4,8% d'accroissement du PIB au troisième trimestre 2011



4,8% d'accroissement du PIB au troisième trimestre 2011

Au troisième trimestre 2011, la croissance économique s’est consolidée sous l’effet du dynamisme de la demande intérieure. Cette consolidation, en plus de l’amélioration des revenus nets reçus du reste du monde, s’est reflétée sur le revenu national brut disponible qui a connu une progression de 4,7% contre 3% l’année précédente.

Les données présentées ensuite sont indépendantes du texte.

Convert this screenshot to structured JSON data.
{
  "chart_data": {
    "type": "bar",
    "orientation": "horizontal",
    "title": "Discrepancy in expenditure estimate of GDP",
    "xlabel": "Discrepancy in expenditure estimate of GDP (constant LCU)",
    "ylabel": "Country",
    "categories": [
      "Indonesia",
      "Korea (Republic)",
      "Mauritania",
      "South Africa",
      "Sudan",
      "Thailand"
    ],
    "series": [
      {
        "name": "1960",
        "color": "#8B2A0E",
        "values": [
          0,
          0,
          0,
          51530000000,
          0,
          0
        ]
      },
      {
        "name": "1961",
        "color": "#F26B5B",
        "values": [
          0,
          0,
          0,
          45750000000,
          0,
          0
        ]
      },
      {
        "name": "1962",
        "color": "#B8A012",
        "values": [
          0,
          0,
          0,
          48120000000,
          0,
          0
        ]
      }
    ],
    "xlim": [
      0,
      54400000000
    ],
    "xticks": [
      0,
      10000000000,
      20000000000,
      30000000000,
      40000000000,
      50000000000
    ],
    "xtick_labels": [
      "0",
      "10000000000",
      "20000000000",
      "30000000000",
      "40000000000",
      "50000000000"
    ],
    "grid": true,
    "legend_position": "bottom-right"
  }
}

En effet, le PIB a affiché un accroissement de 4,8% en volume par rapport à la même période de 2010 au lieu de 3,9% l’année précédente. En terme nominal, la hausse a été de 5,1%, ce qui dégage une légère hausse du niveau général des prix (prix implicite du PIB) de 0,3% en glissement annuel. Ce résultat est attribué à la baisse des prix des impôts nets des subventions de presque 20%, sous l’effet de la hausse des subventions. Le prix implicite de la somme des  valeurs ajoutées des secteurs d’activités aurait, par contre, augmenté de 3,1%.
 
Dans ce contexte, la valeur ajoutée du secteur agricole s’est améliorée de 4,1%  au lieu d’une stagnation durant le même trimestre de l’année précédente. Le PIB non agricole, de sa part, s’est amélioré de 4,9% au lieu de 4,6% en dépit de la baisse qu’ont connues les activités des hôtels et restaurants qui ont baissé de 2,6%, celles de la pêche de 3,7% et les activités minières qui ont reculé de 1,8%. Cependant, les autres activités non agricoles ont connu des croissances positives malgré une décélération de quelques secteurs, comme les industries de transformation qui se sont accrus de 1,9% au lieu de 3,2% et les transports de 3,7% au lieu de 6,2%.
 
Au niveau de la demande, la croissance économique a bénéficié notamment de l’impulsion de la demande intérieure au cours du troisième trimestre 2011. Les dépenses de consommation finale des ménages se sont  accrues  de 7,3% au lieu de 4,4%. Leur contribution à la croissance a été de 4,1 points. La formation brute de capital, de son côté, a augmenté de 4,6% au lieu de 5,4%, portant sa  contribution à la croissance à 3,7 points.
 
En revanche, le solde des échanges extérieurs de biens et services a contribué négativement à la croissance économique de 3,8 points. C’est ainsi que les exportations de biens et services qui ont augmenté  de 5,3% au lieu de 10,1% ont contribué de 1,6 point à la croissance du PIB, alors que les importations qui se sont accrues de 14,8% contre une diminution de 1,6% ont enregistré une contribution négative de 5,4 points.
 
Compte tenu de la hausse de 7,8% de la dépense de consommation finale, l’épargne nationale brute a atteint  27,1% du revenu national brut disponible au lieu de 28,9%. Ce dernier a connu une progression de 4,7% contre 3%, due à l’évolution du PIB aux prix courants de 5,1% ainsi qu’à l’amélioration des revenus nets reçus du reste du monde.
 
Au plan de financement de l’économie, l’investissement s’est situé à 38% du PIB au lieu de 36,4% le même trimestre de l’année précédente, alors que l’épargne nationale a atteint 28,2% du PIB au lieu de 30,3%. En conséquence, le besoin de financement s’est accentué, passant de 6,1% du PIB  le troisième trimestre de l’année 2010 à 9,8% le troisième trimestre de l’année 2011.